The Ten Guiding Principles of Universal Access to Information

Maine State CapitolIn September 1997, leaders from Maine State government, business, education, and the non-profit community gathered for the conference, Maximizing Economic Potential. They set out to explore how Maine can develop the information technologies the state needs to be globally competitive. Sponsored by the Maine CITE Coordinating Center and the Maine Department of Education, the conference looked at how government and education can lead the way in ensuring that information technologies accommodate differing needs and provide access for everyone.

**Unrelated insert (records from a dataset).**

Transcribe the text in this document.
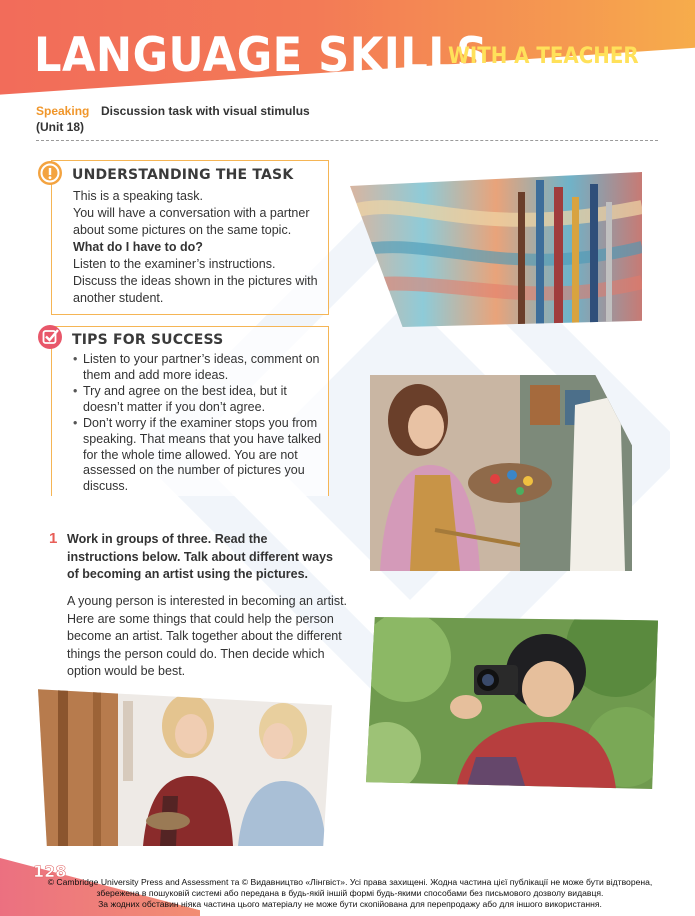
LANGUAGE SKILLS
WITH A TEACHER
Speaking
(Unit 18)
Discussion task with visual stimulus
UNDERSTANDING THE TASK
This is a speaking task.
You will have a conversation with a partner
about some pictures on the same topic.
What do I have to do?
Listen to the examiner’s instructions.
Discuss the ideas shown in the pictures with
another student.
TIPS FOR SUCCESS
• Listen to your partner’s ideas, comment on them and add more ideas.
• Try and agree on the best idea, but it doesn’t matter if you don’t agree.
• Don’t worry if the examiner stops you from speaking. That means that you have talked for the whole time allowed. You are not assessed on the number of pictures you discuss.
1 Work in groups of three. Read the instructions below. Talk about different ways of becoming an artist using the pictures.
A young person is interested in becoming an artist. Here are some things that could help the person become an artist. Talk together about the different things the person could do. Then decide which option would be best.
128
© Cambridge University Press and Assessment та © Видавництво «Лінгвіст». Усі права захищені. Жодна частина цієї публікації не може бути відтворена,
збережена в пошуковій системі або передана в будь-якій іншій формі будь-якими способами без письмового дозволу видавця.
За жодних обставин ніяка частина цього матеріалу не може бути скопійована для перепродажу або для іншого використання.
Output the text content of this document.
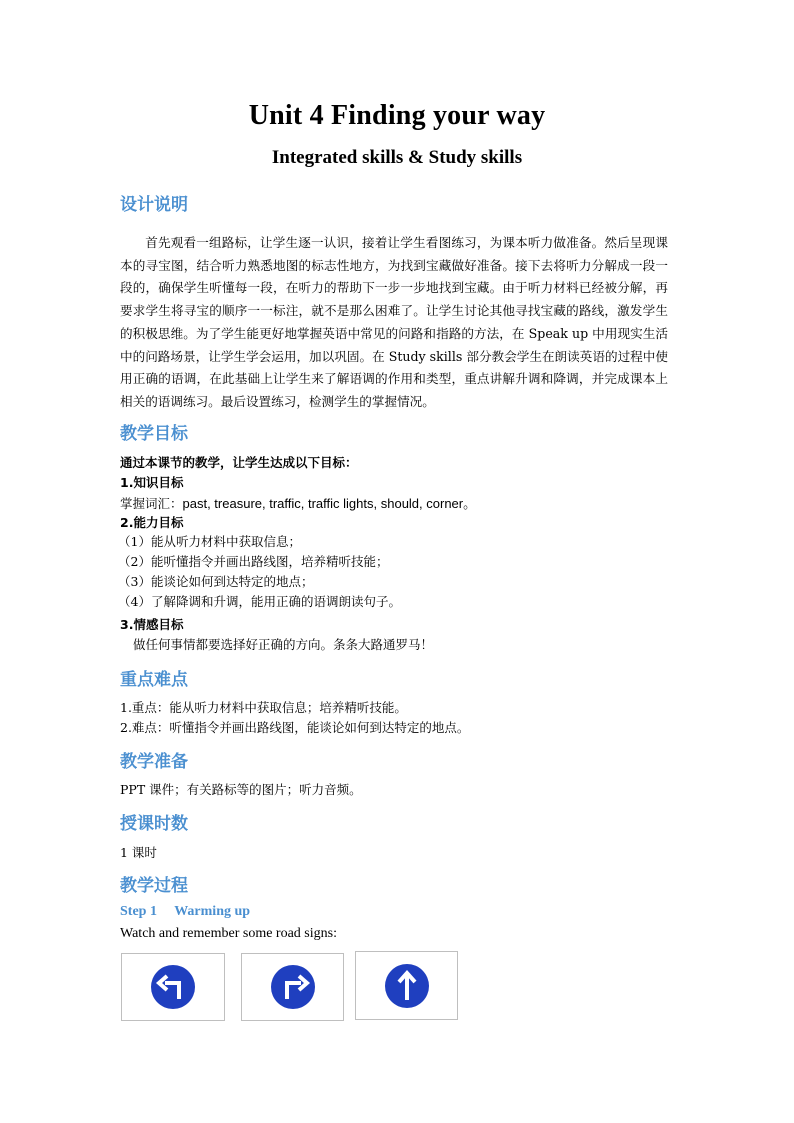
Unit 4 Finding your way
Integrated skills & Study skills
设计说明
首先观看一组路标，让学生逐一认识，接着让学生看图练习，为课本听力做准备。然后呈现课本的寻宝图，结合听力熟悉地图的标志性地方，为找到宝藏做好准备。接下去将听力分解成一段一段的，确保学生听懂每一段，在听力的帮助下一步一步地找到宝藏。由于听力材料已经被分解，再要求学生将寻宝的顺序一一标注，就不是那么困难了。让学生讨论其他寻找宝藏的路线，激发学生的积极思维。为了学生能更好地掌握英语中常见的问路和指路的方法，在 Speak up 中用现实生活中的问路场景，让学生学会运用，加以巩固。在 Study skills 部分教会学生在朗读英语的过程中使用正确的语调，在此基础上让学生来了解语调的作用和类型，重点讲解升调和降调，并完成课本上相关的语调练习。最后设置练习，检测学生的掌握情况。
教学目标
通过本课节的教学，让学生达成以下目标：
1.知识目标
掌握词汇：past, treasure, traffic, traffic lights, should, corner。
2.能力目标
（1）能从听力材料中获取信息；
（2）能听懂指令并画出路线图，培养精听技能；
（3）能谈论如何到达特定的地点；
（4）了解降调和升调，能用正确的语调朗读句子。
3.情感目标
做任何事情都要选择好正确的方向。条条大路通罗马！
重点难点
1.重点：能从听力材料中获取信息；培养精听技能。
2.难点：听懂指令并画出路线图，能谈论如何到达特定的地点。
教学准备
PPT 课件；有关路标等的图片；听力音频。
授课时数
1 课时
教学过程
Step 1     Warming up
Watch and remember some road signs:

The following Guiding Principles are a result of that conference:

  1. All citizens have a right to access Maine’s information resources. To achieve and maintain independence in a changing world, every citizen needs information that is usable, understandable, and affordable.
  2. Maine State government’s facilities, technologies, and services that are sources of information must be designed to provide universal access. By incorporating universal design, information systems can accommodate the many different individuals see, hear, talk, move, and think.
  3. Universal design of Maine’s information resources has the potential to benefits all citizens.
  4. An information system that is accessible to everyone is essential for Maine to be globally competitive. Universal access gives all citizens the opportunity to participate in the economy.
  5. Universal access is essential for Maine to reach its goals of higher academic achievement, as established in Maine’s Learning Results, for all K-12 students and for higher graduation rates for secondary and post-secondary students.
  6. To be fully accessible to everyone, Maine’s information systems must be planned, designed and implemented with the active participation of people with disabilities and other individuals with special needs.
  7. Awareness and understanding of universal design and universal access should be integral to all aspects of Maine’s community life.
  8. Maine’s State government should be a national model and leader in providing universal access.
  9. Universal access to information resources requires a coordinated, cooperative effort by Maine State government, education, business, and communities, crossing all organizational boundaries. Achieving universal access will be an evolutionary process, requiring compromise and choices.
  10. Universal access must be a value in all of Maine’s information-related activities and policies. Maine should reward innovation in universal design and universal access.